Inflation and Unemployment

Want to know what an MP cares about? Look at their pay packet.

Details released by IPSA show MPs pay in real terms over the last hundred years. Since 1911, when it was introduced at a rate of £400 per year, the pay of elected representatives has fluctuated between six times, and one and a half times, the average wage in the UK. It currently sits a little over two-and-a-half times higher.

Everyone earning a salary is hit by inflation to some extent. But MPs are in the category of workers who are hit hardest. They don't have the annual pay rises typical in many industries; they have no ability to negotiate individually in response to changed circumstances; they can't leave for a better paid job without completely switching industry.
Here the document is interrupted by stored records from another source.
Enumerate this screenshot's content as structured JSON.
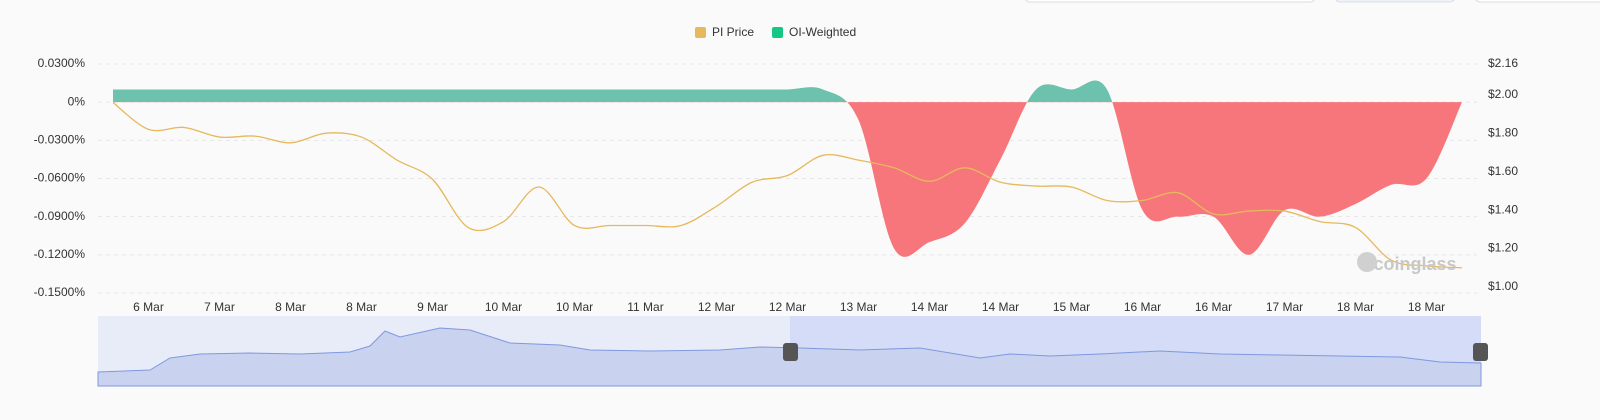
{
  "chart_data": {
    "type": "line-area",
    "legend_position": "top",
    "watermark": "coinglass",
    "categories": [
      null,
      "6 Mar",
      null,
      "7 Mar",
      null,
      "8 Mar",
      null,
      "8 Mar",
      null,
      "9 Mar",
      null,
      "10 Mar",
      null,
      "10 Mar",
      null,
      "11 Mar",
      null,
      "12 Mar",
      null,
      "12 Mar",
      null,
      "13 Mar",
      null,
      "14 Mar",
      null,
      "14 Mar",
      null,
      "15 Mar",
      null,
      "16 Mar",
      null,
      "16 Mar",
      null,
      "17 Mar",
      null,
      "18 Mar",
      null,
      "18 Mar",
      null
    ],
    "ylim": [
      -0.15,
      0.03
    ],
    "yticks": [
      {
        "value": 0.03,
        "label": "0.0300%"
      },
      {
        "value": 0,
        "label": "0%"
      },
      {
        "value": -0.03,
        "label": "-0.0300%"
      },
      {
        "value": -0.06,
        "label": "-0.0600%"
      },
      {
        "value": -0.09,
        "label": "-0.0900%"
      },
      {
        "value": -0.12,
        "label": "-0.1200%"
      },
      {
        "value": -0.15,
        "label": "-0.1500%"
      }
    ],
    "y2lim": [
      1.0,
      2.16
    ],
    "y2ticks": [
      {
        "value": 2.16,
        "label": "$2.16"
      },
      {
        "value": 2.0,
        "label": "$2.00"
      },
      {
        "value": 1.8,
        "label": "$1.80"
      },
      {
        "value": 1.6,
        "label": "$1.60"
      },
      {
        "value": 1.4,
        "label": "$1.40"
      },
      {
        "value": 1.2,
        "label": "$1.20"
      },
      {
        "value": 1.0,
        "label": "$1.00"
      }
    ],
    "grid": true,
    "positive_color": "#6cc2ac",
    "negative_color": "#f7767b",
    "series": [
      {
        "name": "PI Price",
        "color": "#e5b95c",
        "axis": "y2",
        "values": [
          1.96,
          1.82,
          1.83,
          1.78,
          1.785,
          1.75,
          1.8,
          1.78,
          1.66,
          1.56,
          1.31,
          1.34,
          1.52,
          1.32,
          1.32,
          1.32,
          1.32,
          1.42,
          1.545,
          1.58,
          1.685,
          1.66,
          1.62,
          1.55,
          1.62,
          1.545,
          1.525,
          1.52,
          1.45,
          1.45,
          1.49,
          1.38,
          1.395,
          1.395,
          1.34,
          1.31,
          1.14,
          1.11,
          1.1
        ]
      },
      {
        "name": "OI-Weighted",
        "color": "#16c784",
        "values": [
          0.01,
          0.01,
          0.01,
          0.01,
          0.01,
          0.01,
          0.01,
          0.01,
          0.01,
          0.01,
          0.01,
          0.01,
          0.01,
          0.01,
          0.01,
          0.01,
          0.01,
          0.01,
          0.01,
          0.01,
          0.01,
          -0.014,
          -0.115,
          -0.11,
          -0.095,
          -0.045,
          0.01,
          0.01,
          0.01,
          -0.085,
          -0.09,
          -0.09,
          -0.12,
          -0.085,
          -0.09,
          -0.08,
          -0.065,
          -0.06,
          0
        ]
      }
    ]
  }
}
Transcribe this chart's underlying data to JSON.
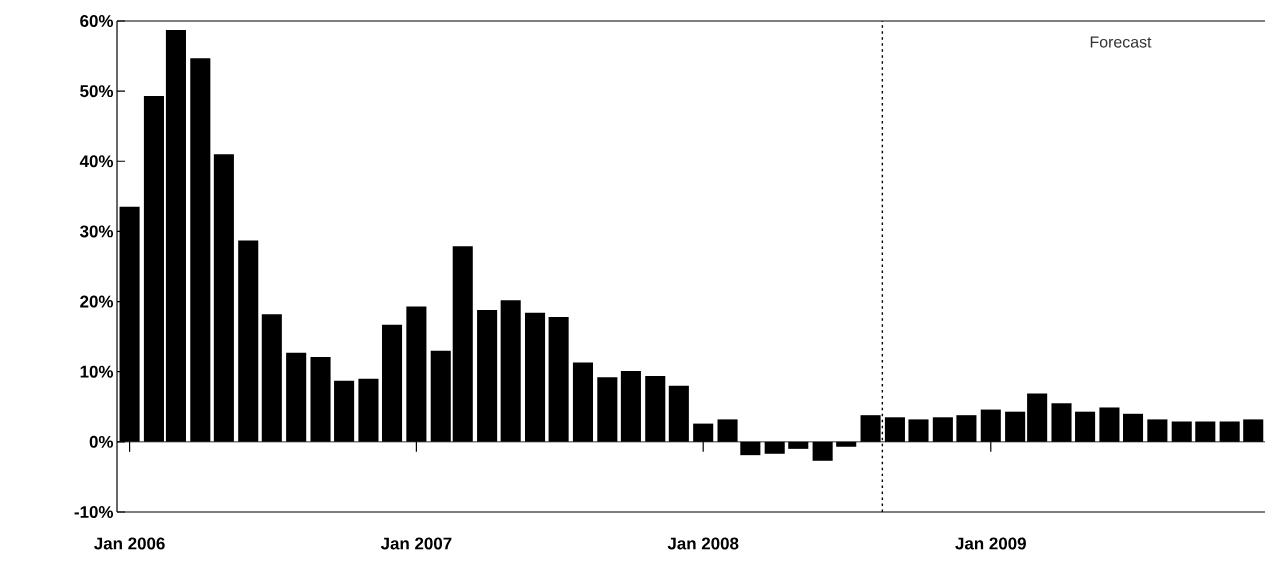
{
  "chart_data": {
    "type": "bar",
    "x": [
      "2006-01",
      "2006-02",
      "2006-03",
      "2006-04",
      "2006-05",
      "2006-06",
      "2006-07",
      "2006-08",
      "2006-09",
      "2006-10",
      "2006-11",
      "2006-12",
      "2007-01",
      "2007-02",
      "2007-03",
      "2007-04",
      "2007-05",
      "2007-06",
      "2007-07",
      "2007-08",
      "2007-09",
      "2007-10",
      "2007-11",
      "2007-12",
      "2008-01",
      "2008-02",
      "2008-03",
      "2008-04",
      "2008-05",
      "2008-06",
      "2008-07",
      "2008-08",
      "2008-09",
      "2008-10",
      "2008-11",
      "2008-12",
      "2009-01",
      "2009-02",
      "2009-03",
      "2009-04",
      "2009-05",
      "2009-06",
      "2009-07",
      "2009-08",
      "2009-09",
      "2009-10",
      "2009-11",
      "2009-12"
    ],
    "values": [
      33.5,
      49.3,
      58.7,
      54.7,
      41.0,
      28.7,
      18.2,
      12.7,
      12.1,
      8.7,
      9.0,
      16.7,
      19.3,
      13.0,
      27.9,
      18.8,
      20.2,
      18.4,
      17.8,
      11.3,
      9.2,
      10.1,
      9.4,
      8.0,
      2.6,
      3.2,
      -1.9,
      -1.7,
      -1.0,
      -2.7,
      -0.7,
      3.8,
      3.5,
      3.2,
      3.5,
      3.8,
      4.6,
      4.3,
      6.9,
      5.5,
      4.3,
      4.9,
      4.0,
      3.2,
      2.9,
      2.9,
      2.9,
      3.2
    ],
    "color": "#000000",
    "xlim": [
      "2005-12-16",
      "2009-12-16"
    ],
    "xticks": [
      {
        "value": "2006-01",
        "label": "Jan 2006"
      },
      {
        "value": "2007-01",
        "label": "Jan 2007"
      },
      {
        "value": "2008-01",
        "label": "Jan 2008"
      },
      {
        "value": "2009-01",
        "label": "Jan 2009"
      }
    ],
    "ylim": [
      -10,
      60
    ],
    "yticks": [
      {
        "value": -10,
        "label": "-10%"
      },
      {
        "value": 0,
        "label": "0%"
      },
      {
        "value": 10,
        "label": "10%"
      },
      {
        "value": 20,
        "label": "20%"
      },
      {
        "value": 30,
        "label": "30%"
      },
      {
        "value": 40,
        "label": "40%"
      },
      {
        "value": 50,
        "label": "50%"
      },
      {
        "value": 60,
        "label": "60%"
      }
    ],
    "ref_lines": [
      {
        "axis": "x",
        "value": "2008-08-16",
        "line_style": "dotted",
        "color": "#000000"
      }
    ],
    "annotations": [
      "Forecast"
    ]
  }
}
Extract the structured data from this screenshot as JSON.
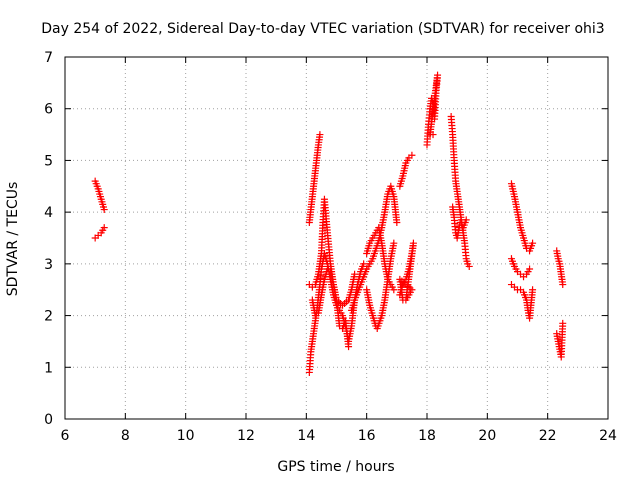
{
  "chart_data": {
    "type": "scatter",
    "title": "Day 254 of 2022, Sidereal Day-to-day VTEC variation (SDTVAR) for receiver ohi3",
    "xlabel": "GPS time / hours",
    "ylabel": "SDTVAR / TECUs",
    "xlim": [
      6,
      24
    ],
    "ylim": [
      0,
      7
    ],
    "xticks": [
      "6",
      "8",
      "10",
      "12",
      "14",
      "16",
      "18",
      "20",
      "22",
      "24"
    ],
    "yticks": [
      "0",
      "1",
      "2",
      "3",
      "4",
      "5",
      "6",
      "7"
    ],
    "grid": true,
    "marker": "+",
    "marker_color": "#ff0000",
    "segments": [
      [
        [
          7.0,
          4.6
        ],
        [
          7.1,
          4.45
        ],
        [
          7.2,
          4.25
        ],
        [
          7.3,
          4.05
        ]
      ],
      [
        [
          7.0,
          3.5
        ],
        [
          7.1,
          3.55
        ],
        [
          7.2,
          3.6
        ],
        [
          7.3,
          3.7
        ]
      ],
      [
        [
          14.1,
          3.8
        ],
        [
          14.2,
          4.3
        ],
        [
          14.3,
          4.8
        ],
        [
          14.4,
          5.3
        ],
        [
          14.45,
          5.5
        ]
      ],
      [
        [
          14.1,
          0.9
        ],
        [
          14.15,
          1.3
        ],
        [
          14.25,
          1.7
        ],
        [
          14.35,
          2.1
        ],
        [
          14.45,
          2.6
        ],
        [
          14.5,
          2.9
        ],
        [
          14.6,
          3.2
        ],
        [
          14.7,
          3.0
        ],
        [
          14.8,
          2.7
        ],
        [
          14.9,
          2.4
        ],
        [
          15.0,
          2.2
        ],
        [
          15.1,
          2.1
        ],
        [
          15.2,
          2.0
        ],
        [
          15.3,
          1.8
        ],
        [
          15.4,
          1.5
        ],
        [
          15.5,
          1.8
        ],
        [
          15.6,
          2.3
        ],
        [
          15.7,
          2.6
        ],
        [
          15.8,
          2.85
        ],
        [
          15.9,
          3.0
        ]
      ],
      [
        [
          14.1,
          2.6
        ],
        [
          14.2,
          2.55
        ],
        [
          14.3,
          2.6
        ],
        [
          14.4,
          2.8
        ],
        [
          14.5,
          3.2
        ],
        [
          14.55,
          3.8
        ],
        [
          14.6,
          4.25
        ],
        [
          14.7,
          3.6
        ],
        [
          14.8,
          3.0
        ],
        [
          14.9,
          2.6
        ],
        [
          15.0,
          2.3
        ],
        [
          15.2,
          2.2
        ],
        [
          15.4,
          2.3
        ],
        [
          15.5,
          2.5
        ],
        [
          15.6,
          2.8
        ]
      ],
      [
        [
          14.2,
          2.3
        ],
        [
          14.3,
          2.0
        ],
        [
          14.4,
          2.05
        ],
        [
          14.5,
          2.4
        ],
        [
          14.6,
          2.7
        ],
        [
          14.7,
          2.9
        ],
        [
          14.8,
          2.85
        ],
        [
          14.9,
          2.6
        ],
        [
          15.0,
          2.3
        ],
        [
          15.1,
          1.8
        ],
        [
          15.2,
          1.75
        ],
        [
          15.3,
          1.9
        ],
        [
          15.4,
          1.4
        ]
      ],
      [
        [
          15.5,
          2.1
        ],
        [
          15.6,
          2.3
        ],
        [
          15.8,
          2.6
        ],
        [
          16.0,
          2.9
        ],
        [
          16.2,
          3.1
        ],
        [
          16.4,
          3.45
        ],
        [
          16.5,
          3.7
        ],
        [
          16.6,
          4.0
        ],
        [
          16.7,
          4.35
        ],
        [
          16.8,
          4.5
        ],
        [
          16.9,
          4.3
        ],
        [
          17.0,
          3.8
        ]
      ],
      [
        [
          16.0,
          2.5
        ],
        [
          16.1,
          2.2
        ],
        [
          16.2,
          2.0
        ],
        [
          16.3,
          1.8
        ],
        [
          16.35,
          1.75
        ],
        [
          16.5,
          2.0
        ],
        [
          16.6,
          2.3
        ],
        [
          16.7,
          2.7
        ],
        [
          16.8,
          3.1
        ],
        [
          16.9,
          3.4
        ]
      ],
      [
        [
          16.0,
          3.2
        ],
        [
          16.1,
          3.4
        ],
        [
          16.2,
          3.5
        ],
        [
          16.3,
          3.6
        ],
        [
          16.4,
          3.7
        ],
        [
          16.5,
          3.4
        ],
        [
          16.6,
          3.0
        ],
        [
          16.7,
          2.7
        ],
        [
          16.8,
          2.6
        ],
        [
          16.9,
          2.5
        ]
      ],
      [
        [
          17.1,
          2.4
        ],
        [
          17.2,
          2.6
        ],
        [
          17.3,
          2.7
        ],
        [
          17.4,
          2.9
        ],
        [
          17.5,
          3.2
        ],
        [
          17.55,
          3.4
        ],
        [
          17.3,
          2.3
        ],
        [
          17.5,
          2.5
        ],
        [
          17.1,
          2.7
        ],
        [
          17.2,
          2.3
        ]
      ],
      [
        [
          17.1,
          4.5
        ],
        [
          17.2,
          4.7
        ],
        [
          17.3,
          4.95
        ],
        [
          17.4,
          5.05
        ],
        [
          17.5,
          5.1
        ]
      ],
      [
        [
          18.0,
          5.3
        ],
        [
          18.05,
          5.7
        ],
        [
          18.1,
          6.0
        ],
        [
          18.15,
          6.2
        ],
        [
          18.2,
          6.1
        ],
        [
          18.25,
          5.8
        ],
        [
          18.3,
          6.3
        ],
        [
          18.35,
          6.65
        ],
        [
          18.1,
          5.5
        ],
        [
          18.2,
          5.5
        ]
      ],
      [
        [
          18.8,
          5.85
        ],
        [
          18.85,
          5.5
        ],
        [
          18.9,
          5.0
        ],
        [
          18.95,
          4.6
        ],
        [
          19.0,
          4.4
        ],
        [
          19.05,
          4.2
        ],
        [
          19.1,
          4.0
        ],
        [
          19.15,
          3.8
        ],
        [
          19.2,
          3.6
        ],
        [
          19.25,
          3.4
        ],
        [
          19.3,
          3.1
        ],
        [
          19.35,
          3.0
        ],
        [
          19.4,
          2.95
        ]
      ],
      [
        [
          18.85,
          4.1
        ],
        [
          18.9,
          3.9
        ],
        [
          18.95,
          3.6
        ],
        [
          19.0,
          3.5
        ],
        [
          19.1,
          3.8
        ],
        [
          19.2,
          3.7
        ],
        [
          19.3,
          3.85
        ]
      ],
      [
        [
          20.8,
          4.55
        ],
        [
          20.9,
          4.3
        ],
        [
          21.0,
          4.0
        ],
        [
          21.1,
          3.7
        ],
        [
          21.2,
          3.5
        ],
        [
          21.3,
          3.3
        ],
        [
          21.4,
          3.25
        ],
        [
          21.5,
          3.4
        ]
      ],
      [
        [
          20.8,
          3.1
        ],
        [
          20.9,
          2.95
        ],
        [
          21.0,
          2.85
        ],
        [
          21.1,
          2.8
        ],
        [
          21.2,
          2.75
        ],
        [
          21.3,
          2.8
        ],
        [
          21.4,
          2.9
        ]
      ],
      [
        [
          20.8,
          2.6
        ],
        [
          20.9,
          2.55
        ],
        [
          21.0,
          2.5
        ],
        [
          21.1,
          2.5
        ],
        [
          21.2,
          2.45
        ],
        [
          21.3,
          2.3
        ],
        [
          21.35,
          2.1
        ],
        [
          21.4,
          1.95
        ],
        [
          21.5,
          2.5
        ]
      ],
      [
        [
          22.3,
          3.25
        ],
        [
          22.35,
          3.1
        ],
        [
          22.4,
          3.0
        ],
        [
          22.45,
          2.8
        ],
        [
          22.5,
          2.6
        ]
      ],
      [
        [
          22.3,
          1.65
        ],
        [
          22.35,
          1.5
        ],
        [
          22.4,
          1.35
        ],
        [
          22.45,
          1.2
        ],
        [
          22.5,
          1.85
        ]
      ]
    ]
  }
}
And that's even before you take into account the unique peculiarities of their situation: asking for a pay rise due to inflation is a bad idea if the inflation is seen as your fault to start with.

All of which means that the economics of being an MP are directly aligned with a tendency to over-value inflation, and undervalue growth, in setting priorities for the country. In so far as the new Governor of the Bank of England, Mark Carney can fight that consensus, he should, but IPSA could have a role to play as well. In deciding what to do with MPs pay, they could look at a wider economic index of how the country is doing. That way, MPs would know that getting their dinner relies on everyone else getting theirs.